Questions were then invited (most people did not give their names so I will simply number them, and only a few are covered here):

  1. Asked about pipeline of new restaurant developments (from Richard Beddard as were others) – target growth is now only 37 for this year and its being nudged down. Debbie: In the face of reality re footfall and market changes we have to be disciplined about returns.
  2. From me: Why could like-for-like be down as much as 5%. Answer: because the decline is continuing, but it was not a very clear answer at all. However from other questions and answers one gets the hint that the board feels a major strategic review is definitely required with some urgency.
  3. From me. What are the short term operational initiatives referred to in the last announcement: Answer from the CEO: Focussed on Frankie & Bennys in the short term. Refurbishment to provide more covers in up to 50 restaurants (to replace large bars in some), review of menus and local marketing, promotion of digital App (have half million downloaded already).
  4. From me. Why did the CFO leave. Answer: board was unanimous on change before a review was undertaken. Note: did not really get a simple answer here, but later asked the new Chairperson about this specifically. She said that the CFO (who had been there a very long time and hence might have been seen to be part of the “old guard” who had now largely gone) was resistant to change and was “in denial” about the need for change.
  5. From me. Noted that Debbie had 4 listed company directorships (including another Chair) plus 4 directorships of private companies. Would she had enough time? I also noted that this number was certainly contrary to ShareSoc’s guidelines. She said the other directorships gave her knowledge of retail businesses and footfall issues. She could cope with the workload – for example met 14 of the top shareholders in the last two weeks. The CEO then said Debbie is the most outstanding individual he has ever worked with. Comment: she certainly seems to be a “dynamic” person. Debbie said the business had not faced up to the reality of the business. When asked whether she would keep all her other directorships she did say she would be stepping down from two of them soon when she reached the 9 year recommended limit, which she is a great believer in.
  6. We then moved to the poll (by poll cards, a despicable system). I asked the Chairman whether they were going to disclose the proxy votes so we can see the significant votes against and ask questions on them. He was not going to do so but did then did so. Only 73% voted FOR the remuneration report and 94% for the CEO’s re-election. Comment: clearly some shareholders took the same view as the writer in the Daily Telegraph who suggested they had sacked the wrong person (based on comments from a large institutional holder). Comment: I have not formed a conclusive view on that but certainly there are some doubts on the current CEO.

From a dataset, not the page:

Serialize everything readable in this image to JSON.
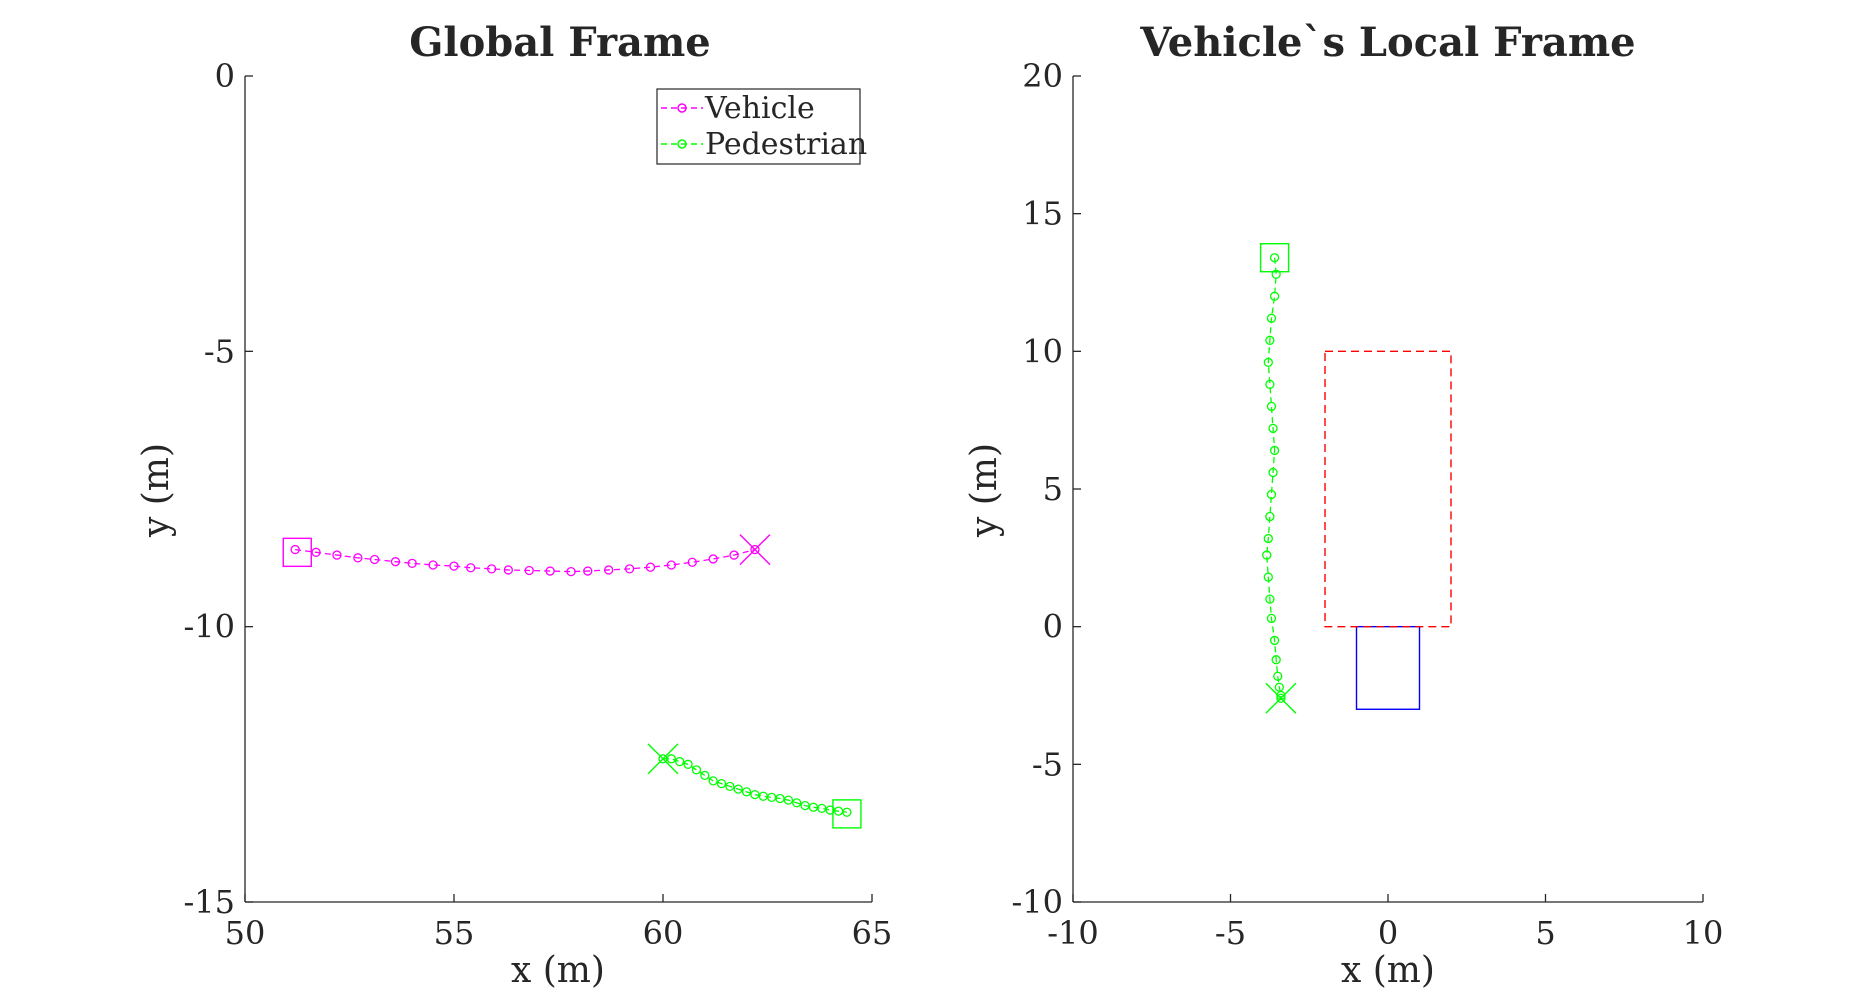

The meeting then concluded with the directors willing to chat to shareholders. I talked briefly to Debbie and as she is also a director of NCC Group where I hold shares – I suggested they cease holding their AGMs at 10 am in Manchester. I might go to their AGMs if it was more convenient in space or time.

In summary this was a useful meeting that made it very clear that there are unlikely to be quick solutions to their problems. The restaurant formats seem tired with a suggestion the menus need improving and pricing may also be an issue. Perhaps the profits have been so good of late simply because they increased prices and reduced the quality. The impact of such changes can take time to affect customer popularity. Only now are revenues and profits heading downhill as a result. That of course is only one possible conclusion but it is clear the new Chairman feels the business has some major problems that need fixing.